High performance cosmological simulations on a grid of supercomputers

We present results from our cosmological N-body simulation which consisted of 2048x2048x2048 particles and ran distributed across three supercomputers throughout Europe. The run, which was performed as the concluding phase of the Gravitational Billion Body Problem DEISA project, integrated a 30 Mpc box of dark matter using an optimized Tree/Particle Mesh N-body integrator. We ran the simulation up to the present day (z=0), and obtained an efficiency of about 0.93 over 2048 cores compared to a single supercomputer run. In addition, we share our experiences on using multiple supercomputers for high performance computing and provide several recommendations for future projects.

💡 Research Summary

The paper reports on a production‑scale cosmological N‑body simulation that employed 2048³ particles (approximately 8.6 billion particles) to model a 30 Mpc dark‑matter volume. The simulation was executed across three European supercomputers—Huygens (Netherlands, 1024 cores), Louhi (Finland, 512 cores), and HECTOR (Scotland, 512 cores)—for a total of 2048 cores, using the SUSHI integrator enhanced for wide‑area distributed execution.

Key technical contributions include: (1) Parallelization of the particle‑mesh (PM) component using the FFTW2 library with a one‑dimensional slab decomposition, eliminating the previous serial bottleneck; (2) A selective mesh‑cell broadcast scheme that transmits only cells containing particles, reducing inter‑site data volume proportionally to the number of sites; (3) An improved load‑balancing algorithm that accounts for both force‑calculation time and per‑node particle count, mitigating imbalance on heterogeneous architectures (IBM Power6 vs Cray XT4); (4) Adoption of the latest MPWide communication library, configured with 64 parallel TCP streams, 768 kB buffers, and a 10 MB/s pacing limit, to handle high‑latency, high‑bandwidth wide‑area networks.

Performance on a single site (Huygens) was first characterized.
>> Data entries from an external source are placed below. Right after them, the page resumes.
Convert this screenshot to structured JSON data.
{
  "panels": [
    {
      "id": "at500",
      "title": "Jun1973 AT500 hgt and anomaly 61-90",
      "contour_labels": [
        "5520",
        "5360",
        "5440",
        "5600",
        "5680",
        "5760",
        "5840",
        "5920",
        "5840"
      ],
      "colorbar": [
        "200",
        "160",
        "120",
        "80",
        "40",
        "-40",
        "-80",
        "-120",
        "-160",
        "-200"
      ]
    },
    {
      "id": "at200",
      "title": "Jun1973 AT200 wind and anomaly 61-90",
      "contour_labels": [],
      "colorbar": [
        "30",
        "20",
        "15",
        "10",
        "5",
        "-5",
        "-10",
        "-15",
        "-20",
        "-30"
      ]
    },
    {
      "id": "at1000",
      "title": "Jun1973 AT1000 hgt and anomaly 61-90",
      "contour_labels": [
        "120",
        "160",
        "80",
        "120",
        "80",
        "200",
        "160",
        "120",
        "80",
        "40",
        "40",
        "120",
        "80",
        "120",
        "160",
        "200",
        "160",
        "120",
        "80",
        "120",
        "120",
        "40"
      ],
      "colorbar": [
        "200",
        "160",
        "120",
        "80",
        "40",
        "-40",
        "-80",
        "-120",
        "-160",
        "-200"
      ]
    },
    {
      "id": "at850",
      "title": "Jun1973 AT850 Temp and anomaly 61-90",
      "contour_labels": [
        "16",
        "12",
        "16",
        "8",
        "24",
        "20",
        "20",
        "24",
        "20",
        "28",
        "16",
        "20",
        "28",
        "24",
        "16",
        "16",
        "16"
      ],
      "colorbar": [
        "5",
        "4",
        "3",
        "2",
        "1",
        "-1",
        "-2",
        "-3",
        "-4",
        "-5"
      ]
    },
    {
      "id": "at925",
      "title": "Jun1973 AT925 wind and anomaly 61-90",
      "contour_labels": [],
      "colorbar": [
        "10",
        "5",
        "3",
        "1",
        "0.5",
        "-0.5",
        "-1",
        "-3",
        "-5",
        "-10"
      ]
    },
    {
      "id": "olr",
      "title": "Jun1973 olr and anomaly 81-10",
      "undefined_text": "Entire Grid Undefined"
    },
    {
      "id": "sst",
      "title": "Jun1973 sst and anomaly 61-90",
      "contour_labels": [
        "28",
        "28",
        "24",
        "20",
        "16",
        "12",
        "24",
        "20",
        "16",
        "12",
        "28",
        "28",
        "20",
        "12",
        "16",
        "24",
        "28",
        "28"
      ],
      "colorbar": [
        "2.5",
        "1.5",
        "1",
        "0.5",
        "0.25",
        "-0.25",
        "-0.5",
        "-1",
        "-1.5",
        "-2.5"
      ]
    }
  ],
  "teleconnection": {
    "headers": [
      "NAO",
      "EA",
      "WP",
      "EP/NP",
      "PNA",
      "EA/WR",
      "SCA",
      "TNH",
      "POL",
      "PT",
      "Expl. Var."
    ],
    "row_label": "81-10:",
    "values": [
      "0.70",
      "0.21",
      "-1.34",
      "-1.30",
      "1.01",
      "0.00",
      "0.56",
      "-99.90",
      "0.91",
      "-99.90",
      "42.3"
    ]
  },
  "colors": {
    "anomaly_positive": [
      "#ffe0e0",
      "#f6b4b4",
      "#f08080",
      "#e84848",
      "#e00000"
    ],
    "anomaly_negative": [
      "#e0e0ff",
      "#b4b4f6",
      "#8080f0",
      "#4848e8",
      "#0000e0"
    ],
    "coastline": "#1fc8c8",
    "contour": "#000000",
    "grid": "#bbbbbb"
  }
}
With 2048 cores the code achieved a peak of 3.31 × 10¹¹ tree‑force interactions per second and a sustained rate of 2.19 × 10¹¹ interactions per second. Communication overhead on the single site ranged from 5 % (512 cores) to 10–15 % (2048 cores), primarily due to particle migration and tree‑essential data exchange.

In the three‑site run, the mesh resolution was reduced from 512³ to 256³ cells, slightly increasing the range of tree interactions but decreasing intra‑site communication. Despite this, the per‑step wall‑clock time was only about 9 % longer than the single‑site reference. The wide‑area communication overhead remained below 10 % (≈15 s per step), with tree‑structure exchanges accounting for most of the cost and the parallelized PM step adding ≈2.5 s per step. For smaller problem sizes (512³ and 1024³ particles) the communication overhead dropped to <20 % and 6.5 % respectively, demonstrating the scalability of the optimizations.

Operational experience highlighted several non‑technical challenges. Coordinating network path reservations and simultaneous allocations across three national facilities required substantial administrative effort; the authors argue for automated reservation systems to reduce this burden. Software heterogeneity (different compilers, libraries, OS versions) made conventional grid middleware impractical, prompting a modular approach where site‑specific SUSHI binaries were linked with the user‑space MPWide library, avoiding the need for privileged installation. Disk I/O emerged as a secondary bottleneck during snapshot writes; distributing the application across sites could alleviate I/O pressure, though further study is needed.

The authors conclude that high‑performance cosmological simulations can be run efficiently across a network of supercomputers when the application and communication layers are carefully optimized. The added overhead of wide‑area networking is modest for a well‑tuned production code, and the political and administrative effort, while non‑trivial, is the primary barrier to broader adoption. Recommendations include: (i) development of automated, cross‑site resource reservation mechanisms; (ii) adoption of modular, site‑specific software stacks coupled via lightweight communication libraries; (iii) exploration of distributed I/O strategies; and (iv) leveraging such distributed infrastructures for multiscale or multiphysics problems that naturally decompose across heterogeneous resources.